Machine learning Algorithms in DEEPCRAFT™ Studio
This section introduces the machine learning algorithms supported in DEEPCRAFT™ Studiofor building ML models to solve various business problems.
Semi-supervised machine learning algorithms: Computer Vision
DEEPCRAFT™ Studio supports the end-to-end development workflow for building computer vision models optimized for edge devices. Due to the built-in Ultralytics YOLO model training pipeline, there is no need to be a domain expert in order to build vision-based Edge AI models. The inherent size needed to process images has long prevented models running on the edge. With the advent of powerful new microcontrollers (MCUs) containing neural processing units (NPUs) this is changing, and DEEPCRAFT™ Studio now streamlines the process of making vision models. Refer to the following topics for end-to-end guidance on building and deploying a computer vision model:
- Real-Time Image data collection and labeling using camera
- Bring your own data for object detection projects
- Adding data to object detection projects
- Labeling Images
- Training Object Detection Model
- Evaluating Object Detection model
- Code Generation for Vision Model
- Deploy Vision Model on PSOC™ Edge boards
Supervised machine learning algorithms: Regression and Classification
Regression Algorithms
Regression algorithms are designed to understand the correlations between dependent and independent variables. The dependent variables are those we aim to predict, while the independent variables are those we use for prediction. These algorithms are used to predict continuous numerical outputs.
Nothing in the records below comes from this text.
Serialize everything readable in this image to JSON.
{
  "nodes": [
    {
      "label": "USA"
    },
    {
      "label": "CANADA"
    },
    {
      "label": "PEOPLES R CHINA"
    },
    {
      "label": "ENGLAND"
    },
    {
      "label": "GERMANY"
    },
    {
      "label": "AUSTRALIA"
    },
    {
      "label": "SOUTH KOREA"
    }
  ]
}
You can evaluate the regression models using metrics like Mean Squared Error (MSE), R2-Score, and Mean Absolute Percentage Error (MAPE), along with graphical plots such as Quantile - Quantile and Histogram of residuals. Studio supports linear regression analysis. Power Generation Prediction is one of the regression starter project supported in Studio.
Classification Algorithms
Classification algorithms are used to predict categorical or discrete values. Classification involves predicting a label or category. These algorithms classify the dataset into one or more labels. A binary classifier deals with two classes or categories, while a multi-class classification algorithm handles more than two classes. You can evaluate the classification models using metrics, like confusion matrix, recall, F1-Score, accuracy. Human activity recognition, keyword spotter, baby cry detection, siren detection are some of the classification starter projects supported in Studio. To know more about the different classification starter projects supported in studio, refer to Starter Projects.
Determining Project Type: Classification or Regression
In a classification project, there are two types of files, .data and .label. The .data file contains the actual data, while the .label file contains the labels that annotate the data in the .data file.
In a regression project, we use a .data file that contains the actual data, and instead of a .label file, the .data file itself is used to label the data. Additionally, regression projects do not require separate labeling, which saves time and makes the project more efficient.
So, when you import data into the project, studio will determine the project type based on the active label track of the sessions:
- If all sessions have the active label track set to .data, Studio will classify the project as regression.
- If all sessions have the active label track set to .label, Studio will classify the project as classification
In a project, all sessions must use either .data file or .label file as an active label track. It is not permissible to have some sessions with .data file and others with .label file as the active label track.